Much of this inertia comes from the U.S. Federal Aviation Administration (FAA), which recently published “Part 107,” the first official set of rules governing small commercial drones. In summary, commercial drones must:
- weigh less than 25 kilograms
- remain in the pilot’s line-of-sight or in the sight of a separate visual observer
- fly below an altitude of 400 feet
- fly no faster than 100 miles per hour
- only be operated during daytime
- not be operated from a moving aircraft/vehicle unless it is over a sparsely populated area
Operators of drones must be older than 16 and have an FAA-approved remote pilot certificate with a rating for UAVs, or be under the supervision of somebody who does.
Because of these restrictions, UAVs have mainly been used for surveillance and in humanitarian aid delivery in remote places following natural disasters.
UAVs took another tiny step closer to acceptance in the U.S. this year after Flirtey, an independent drone manufacturer, successfully completed what Matt Sweeny, CEO of Flirtey, called the “first fully autonomous, FAA-approved urban drone delivery in the United States,” which delivered a package containing bottled water, emergency food and a first aid kit via a six-rotor drone vehicle to a town in Nevada.
At DHL Group, the latest drone development is the “Parcelcopter 3.0,” the third generation of the integrator’s original quad-copter concept, Niezgoda said, featuring experimental tilt-wing technology.
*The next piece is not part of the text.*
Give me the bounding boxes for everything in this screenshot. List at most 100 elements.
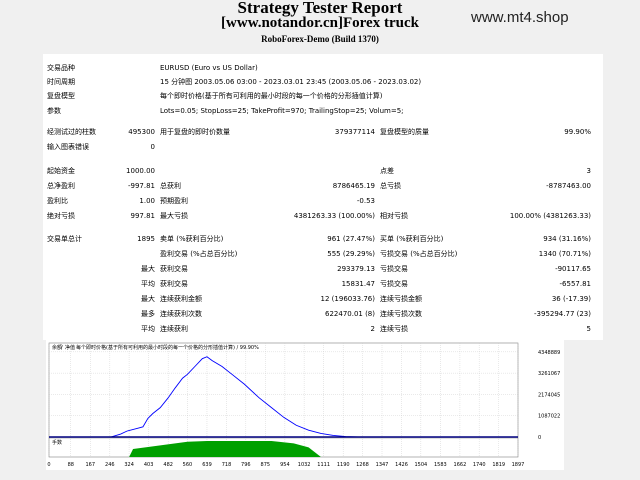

This larger UAV looks more like a miniature V-22 Osprey, with two tilt-rotors to allow for vertical take-off and landing and for straight-ahead, fixed-wing flight at up to 70 kilometers per hour. It also comes with a Skyport launch facility that automatically carries new shipments to the roof, loads them on the UAV for launch, and retrieves packages dropped off by incoming drones and stores them in lockers for customers to retrieve at any convenient time they choose.
Earlier this year, DHL completed a three-month trial to test the Parcelcopter system in real-world conditions. From January to March, the drone was used to deliver 130 small packages weighing up to two kilograms, containing medicines and other time-sensitive goods to remote areas around the mountainous region of Bavaria.
While the trend has been to build ever larger drones, “There’s always going to be an element of risk with drones, and the higher the payload, the higher the risk,” Niezgoda said. “What we really need to see is how to make these drones more flexible and more secure. We need an increase in sensing technology, so we can give the drones better eyes, letting them understand their environment.”